Atatürk’ün mal varlığı konusu, bağışlandığı 1937’den beri bilinse de, 1968’e kadar tartışma gündemine getirilmemiş. Fethi Naci’nin 1968 tarihli “100 Soruda Atatürk’ün Temel Görüşleri” kitabı bu konuya yer vermiş. Doğan Avcıoğlu “Türkiye’nin Düzeni”nde özet geçmiş. Nihayet çok okunduğu için Atatürk’ün mal varlığı bilgisini kamuoyuna mal eden eser 1970 Şubat’ında arz-ı endam etmiş kitapçı vitrinlerine: Yazan: İsmail Cem.

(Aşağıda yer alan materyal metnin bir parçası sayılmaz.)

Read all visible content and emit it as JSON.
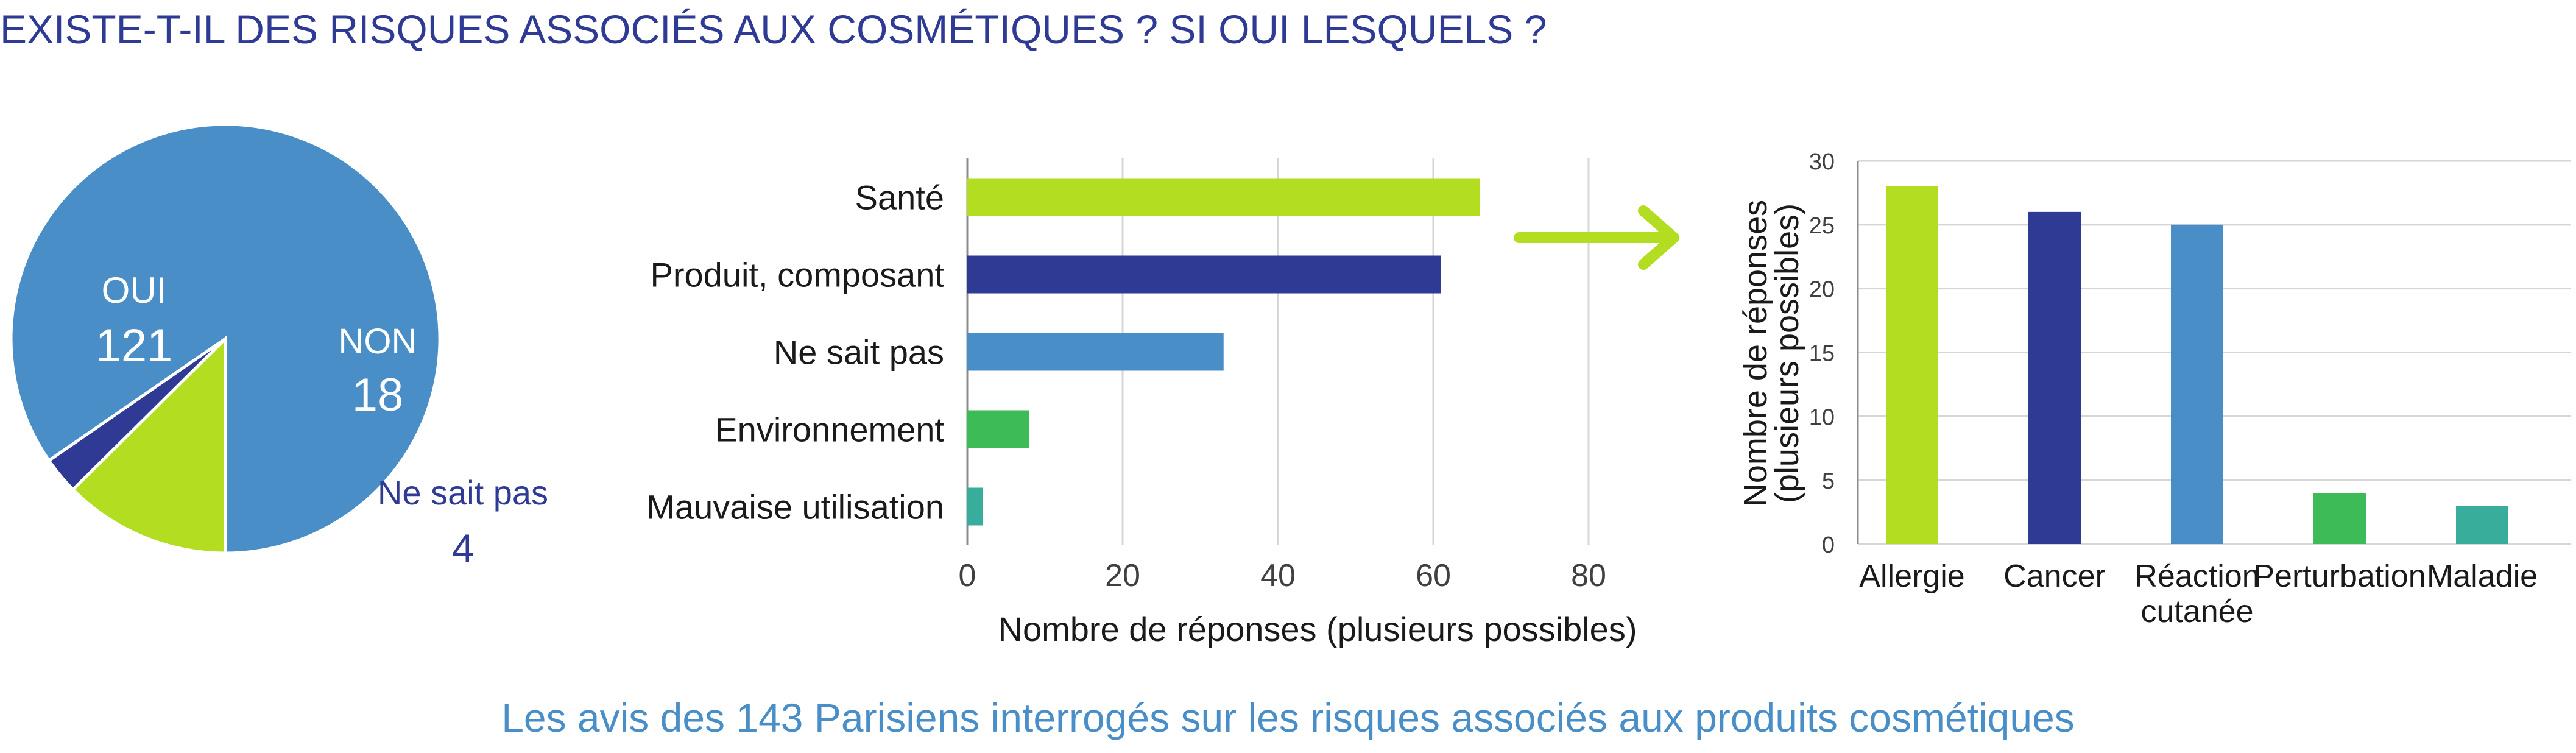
{
  "title": "EXISTE-T-IL DES RISQUES ASSOCIÉS AUX COSMÉTIQUES ? SI OUI LESQUELS ?",
  "caption": "Les avis des 143 Parisiens interrogés sur les risques associés aux produits cosmétiques",
  "colors": {
    "title": "#2e3a94",
    "caption": "#4a8ec8",
    "blue": "#4a8ec8",
    "lime": "#b3dd20",
    "navy": "#2e3a94",
    "green": "#3dbb56",
    "teal": "#39ad9c",
    "grid": "#d6d6d6"
  },
  "chart_data": [
    {
      "type": "pie",
      "slices": [
        {
          "label": "OUI",
          "value": 121,
          "value_label": "121",
          "color": "#4a8ec8"
        },
        {
          "label": "NON",
          "value": 18,
          "value_label": "18",
          "color": "#b3dd20"
        },
        {
          "label": "Ne sait pas",
          "value": 4,
          "value_label": "4",
          "color": "#2e3a94"
        }
      ]
    },
    {
      "type": "bar",
      "orientation": "horizontal",
      "categories": [
        "Santé",
        "Produit, composant",
        "Ne sait pas",
        "Environnement",
        "Mauvaise utilisation"
      ],
      "values": [
        66,
        61,
        33,
        8,
        2
      ],
      "colors": [
        "#b3dd20",
        "#2e3a94",
        "#4a8ec8",
        "#3dbb56",
        "#39ad9c"
      ],
      "xlabel": "Nombre de réponses (plusieurs possibles)",
      "xlim": [
        0,
        80
      ],
      "xticks": [
        "0",
        "20",
        "40",
        "60",
        "80"
      ],
      "grid": true
    },
    {
      "type": "bar",
      "orientation": "vertical",
      "categories": [
        "Allergie",
        "Cancer",
        "Réaction cutanée",
        "Perturbation",
        "Maladie"
      ],
      "category_lines": [
        [
          "Allergie"
        ],
        [
          "Cancer"
        ],
        [
          "Réaction",
          "cutanée"
        ],
        [
          "Perturbation"
        ],
        [
          "Maladie"
        ]
      ],
      "values": [
        28,
        26,
        25,
        4,
        3
      ],
      "colors": [
        "#b3dd20",
        "#2e3a94",
        "#4a8ec8",
        "#3dbb56",
        "#39ad9c"
      ],
      "ylabel_lines": [
        "Nombre de réponses",
        "(plusieurs possibles)"
      ],
      "ylim": [
        0,
        30
      ],
      "yticks": [
        "0",
        "5",
        "10",
        "15",
        "20",
        "25",
        "30"
      ],
      "grid": true
    }
  ]
}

Adı: “Türkiye’de Geri Kalmışlığın Tarihi”.

Sol hareketlerin bu canlı yıllarında Atatürk ile de sert bir hesaplaşma içine girilmişti; yani o tarihte sol, henüz Kemalizm’e eklemlenmiş değildi. Atatürk devrimlerini ‘sol devrim’in bir aşaması kabul ediyor ve aşılması gerektiğini savunuyorlardı. Tabii Cumhuriyet’in ilk yıllarında solun devlet eliyle ezilmesini de bir tür tabii afet gibi değerlendiriyorlardı.

Atatürk’ün 11 Haziran 1937’de Hazine’ye devrettiği ve kendisi tarafından çıkarılan mal varlığı dökümünün orijinaline Başbakanlık Arşivi’nde ulaştım ve tam ve hatasız bir şekilde burada yayımlayacağım. Ancak önce Türkiye’de Atatürk’ün ne kadar ciddiye alındığına dair birkaç cümle.

Fethi Naci bazı hatalarla “Söylev ve Demeçler”in 4. cildinden alıyor listeyi. İsmail Cem de listeyi Naci’den aktarıyor ama kaynağını yanlış yorumlayarak onun bu bilgileri Mazhar Leventoğlu’nun “Atatürk’ün Vasiyeti” kitabından aldığını yazıyor. Derken Cem’in kitabı da başkalarına ‘kaynak’ oluyor! ve aynı hatalar devam edip gidiyor. Kimse gidip Başbakanlık Arşivi’ndeki orijinaline bakma zahmetine katlanmadığı için liste yalan yanlış yayımlanıp duruyor.

Biri de şu listenin orijinalini yayımlayıp tartışmalara son vermiyor ne yazık ki. Aşağıdaki liste, Başbakanlık Cumhuriyet Arşivi’nde bulunan orijinal belgeden alınmış olup mesela önceki yayınlarda “çelik fabrikası” diye geçen ibarenin aslında “çeltik fabrikası” olduğu gibi vahim hataların düzeltilmiş şeklidir.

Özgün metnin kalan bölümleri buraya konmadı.